ゴーン、ゴーン、と鐘を突く音が聞こえる、もう朝か、彼____霧雨霊夜はそう思って布団から出る。
まだ寝ぼけた頭で洗面所へ向かい、水道から水を出す。じゃぶじゃぶと顔を洗い、顔をタオルで吹き、居間へと向かう。

「適当にパンでも食うか。」

霊夜は台所の棚へと向かい、パンを取り出す。それを皿に乗せて目玉焼きを焼き始める、その時だった。

バァァァァァァァン!!!!

家の外から衝撃音が聞こえる、慌てて窓から外を除くと、外では頭から角が生えた人形の生物____おそらく妖怪が鉄槌とおぼしき物を降り下ろしている。

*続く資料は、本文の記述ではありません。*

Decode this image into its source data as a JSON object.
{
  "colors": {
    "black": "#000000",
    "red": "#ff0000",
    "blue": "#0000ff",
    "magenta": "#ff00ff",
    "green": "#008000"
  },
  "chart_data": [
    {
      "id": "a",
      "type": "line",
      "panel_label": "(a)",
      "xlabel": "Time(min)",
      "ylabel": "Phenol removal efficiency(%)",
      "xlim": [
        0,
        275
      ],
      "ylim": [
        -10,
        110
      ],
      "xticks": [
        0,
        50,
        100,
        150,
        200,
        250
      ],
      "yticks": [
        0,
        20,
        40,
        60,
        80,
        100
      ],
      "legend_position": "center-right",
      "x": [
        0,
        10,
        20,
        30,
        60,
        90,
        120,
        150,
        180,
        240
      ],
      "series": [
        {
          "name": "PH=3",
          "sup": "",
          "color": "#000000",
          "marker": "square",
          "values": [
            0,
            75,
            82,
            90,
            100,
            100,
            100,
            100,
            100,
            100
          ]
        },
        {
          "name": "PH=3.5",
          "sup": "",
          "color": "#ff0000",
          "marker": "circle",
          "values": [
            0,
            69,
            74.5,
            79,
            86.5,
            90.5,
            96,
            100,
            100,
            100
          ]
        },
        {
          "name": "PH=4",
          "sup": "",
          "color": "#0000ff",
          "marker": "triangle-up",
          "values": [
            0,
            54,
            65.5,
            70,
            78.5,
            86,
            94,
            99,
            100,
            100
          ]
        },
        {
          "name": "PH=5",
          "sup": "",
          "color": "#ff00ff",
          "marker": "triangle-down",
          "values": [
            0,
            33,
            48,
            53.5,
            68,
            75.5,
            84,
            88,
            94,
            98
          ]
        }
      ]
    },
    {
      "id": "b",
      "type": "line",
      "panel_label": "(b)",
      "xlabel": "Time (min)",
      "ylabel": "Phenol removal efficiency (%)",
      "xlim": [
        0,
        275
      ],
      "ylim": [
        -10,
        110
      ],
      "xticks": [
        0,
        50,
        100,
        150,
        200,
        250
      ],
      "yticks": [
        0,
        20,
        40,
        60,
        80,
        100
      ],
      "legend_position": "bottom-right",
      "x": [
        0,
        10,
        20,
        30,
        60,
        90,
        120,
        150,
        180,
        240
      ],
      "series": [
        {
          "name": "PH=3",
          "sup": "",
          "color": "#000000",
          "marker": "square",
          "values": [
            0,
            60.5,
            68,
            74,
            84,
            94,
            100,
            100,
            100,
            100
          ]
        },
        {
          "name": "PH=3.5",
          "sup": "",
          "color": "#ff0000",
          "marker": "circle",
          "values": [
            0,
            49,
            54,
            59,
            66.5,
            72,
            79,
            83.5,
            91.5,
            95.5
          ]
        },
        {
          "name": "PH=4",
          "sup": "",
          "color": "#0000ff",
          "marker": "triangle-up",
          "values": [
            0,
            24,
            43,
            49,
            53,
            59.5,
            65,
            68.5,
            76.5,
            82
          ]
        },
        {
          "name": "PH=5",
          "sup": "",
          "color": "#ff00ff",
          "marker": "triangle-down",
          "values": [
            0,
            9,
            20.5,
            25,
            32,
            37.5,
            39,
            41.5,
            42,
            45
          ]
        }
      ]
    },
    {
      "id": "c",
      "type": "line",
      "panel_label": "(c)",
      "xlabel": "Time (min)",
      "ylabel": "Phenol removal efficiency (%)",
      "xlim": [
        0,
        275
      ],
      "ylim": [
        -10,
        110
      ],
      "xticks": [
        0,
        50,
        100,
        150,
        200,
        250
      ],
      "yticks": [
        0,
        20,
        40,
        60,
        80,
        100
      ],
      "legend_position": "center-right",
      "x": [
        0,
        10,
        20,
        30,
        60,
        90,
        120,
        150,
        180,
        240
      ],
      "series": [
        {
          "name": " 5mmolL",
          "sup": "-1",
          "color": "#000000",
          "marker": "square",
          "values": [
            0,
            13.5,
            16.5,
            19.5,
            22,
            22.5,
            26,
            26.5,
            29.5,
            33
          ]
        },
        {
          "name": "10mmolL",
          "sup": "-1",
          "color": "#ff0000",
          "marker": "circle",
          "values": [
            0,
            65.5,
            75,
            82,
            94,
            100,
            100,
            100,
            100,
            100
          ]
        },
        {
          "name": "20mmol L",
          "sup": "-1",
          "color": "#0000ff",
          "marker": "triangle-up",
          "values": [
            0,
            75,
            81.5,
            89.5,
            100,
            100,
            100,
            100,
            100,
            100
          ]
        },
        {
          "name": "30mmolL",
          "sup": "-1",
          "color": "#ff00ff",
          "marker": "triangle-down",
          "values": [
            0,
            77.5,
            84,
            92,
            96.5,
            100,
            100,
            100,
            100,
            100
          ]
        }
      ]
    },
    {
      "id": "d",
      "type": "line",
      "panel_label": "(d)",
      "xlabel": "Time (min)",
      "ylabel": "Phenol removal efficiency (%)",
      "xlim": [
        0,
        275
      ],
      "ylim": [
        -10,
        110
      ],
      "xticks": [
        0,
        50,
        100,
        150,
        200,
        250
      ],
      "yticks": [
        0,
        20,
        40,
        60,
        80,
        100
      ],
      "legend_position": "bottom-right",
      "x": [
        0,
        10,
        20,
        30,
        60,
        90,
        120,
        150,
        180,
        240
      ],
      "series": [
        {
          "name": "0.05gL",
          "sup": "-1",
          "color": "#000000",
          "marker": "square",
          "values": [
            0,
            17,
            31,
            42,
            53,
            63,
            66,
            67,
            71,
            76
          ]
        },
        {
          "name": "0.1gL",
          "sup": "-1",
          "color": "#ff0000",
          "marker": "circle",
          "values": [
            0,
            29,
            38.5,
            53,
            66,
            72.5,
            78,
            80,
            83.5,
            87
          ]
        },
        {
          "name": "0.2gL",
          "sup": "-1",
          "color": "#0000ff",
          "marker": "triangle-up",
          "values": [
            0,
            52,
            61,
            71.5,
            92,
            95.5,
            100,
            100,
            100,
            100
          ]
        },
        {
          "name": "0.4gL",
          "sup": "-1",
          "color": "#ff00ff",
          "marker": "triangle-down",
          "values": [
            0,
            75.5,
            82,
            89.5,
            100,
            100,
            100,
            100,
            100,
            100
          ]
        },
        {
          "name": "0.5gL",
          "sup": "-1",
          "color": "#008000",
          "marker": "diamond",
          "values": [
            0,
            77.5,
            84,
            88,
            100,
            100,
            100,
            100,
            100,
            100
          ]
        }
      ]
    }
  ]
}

「おかしいぞ、妖怪は人間の里を襲わないはず、じゃああいつは何なんだ。」

霊夜はそのまま玄関へと走り、立て掛けてある剣を手に取ると、妖怪の元へと向かった。





「ほう、人間と言うのはなかなか弱い生物だな、博麗の巫女とやらもこの程度と予測できるな....」

妖怪は辺りを見回してそう呟くと、鉄槌を背負う、今だ、霊夜は走って妖怪へと切りかかる、

「人間ごときが私を出し抜こうなど、愚かなものですね。」

その妖怪は背負った鉄槌を一瞬で霊夜の元へと降り下ろす、急いでバックステップで回避するが、その妖怪は鉄槌を持っていない左手で霊夜を殴る、霊夜は吹き飛ばされて壁へと激突した。

「かはっ....痛ってぇ...」

「弱いですね、その程度で私に対抗しようなど、甚だしいですねぇ。消えてください。」

その妖怪が鉄槌を振り下ろす。ああ、妖怪なんかに対抗しようなんて考えた自分がバカだった、そう思い静かに死を受け入れようとしたその時だった。

ガガガガガガガ!!!

地面から鉄と見てとれる巨大な盾が精製され、鉄槌を弾き飛ばす。

「なんだこれ....ああ、死に様に能力が覚醒するみたいな奴か.....」

「ふん、そん盾が二度も通じるなんて考えないでください?」

「そうかい、そうかい。せいぜい抗って死ぬことにするよ。」

霊夜は立ち上がり、すぐ近くに落としていた剣を手に取る。

「(あまり長く戦うのは得策とは言えない、短期決戦で行くか。)」

「いくぞ妖怪。」

霊夜は持っていた剣を妖怪の足元に投げつける。

「自棄になりましたか....」

「ばーか、そんなんじゃねぇよ」

「何をいッ.....なんだその剣は!?」

剣を投げた直後に妖怪の後ろに回り込んでいた霊夜は、まだ効力もわからない能力を使用して巨大な剣を精製していた。

「ただの剣だよ、正し破壊力はピカイチだ。」

「下らない、砕くまでです。」

「ぜぇやああああッ!!!!!」

両者は持っていた剣と槌をぶつけ合う。

「切り裂けぇぇぇ!!!!」
霊夜がそう叫ぶと剣はオレンジ色の炎に包まれる。
ピシッ、ピシッと鉄槌にヒビが入る。
やがて鉄槌は砕け、妖怪を吹き飛ばす。

「これで終いだぁぁぁ!!!!スカイソード!」

霊夜は吹き飛ばされた妖怪に接近し、炎を纏った剣で妖怪を切り裂く、妖怪の体は分解され、何処かへと消滅してしまった。

「ッ.......」

バタッと霊夜はその場に倒れ混む、動かない体を無理矢理動かしていたので体に相当な負担がかかっていたようだ。

「これが唐突に訪れる今までとの別れって奴なのかな.....ははっ。」

彼は静かに目を閉じた。







ガサリ、近くの樹木の中から一人の青年が出てくる。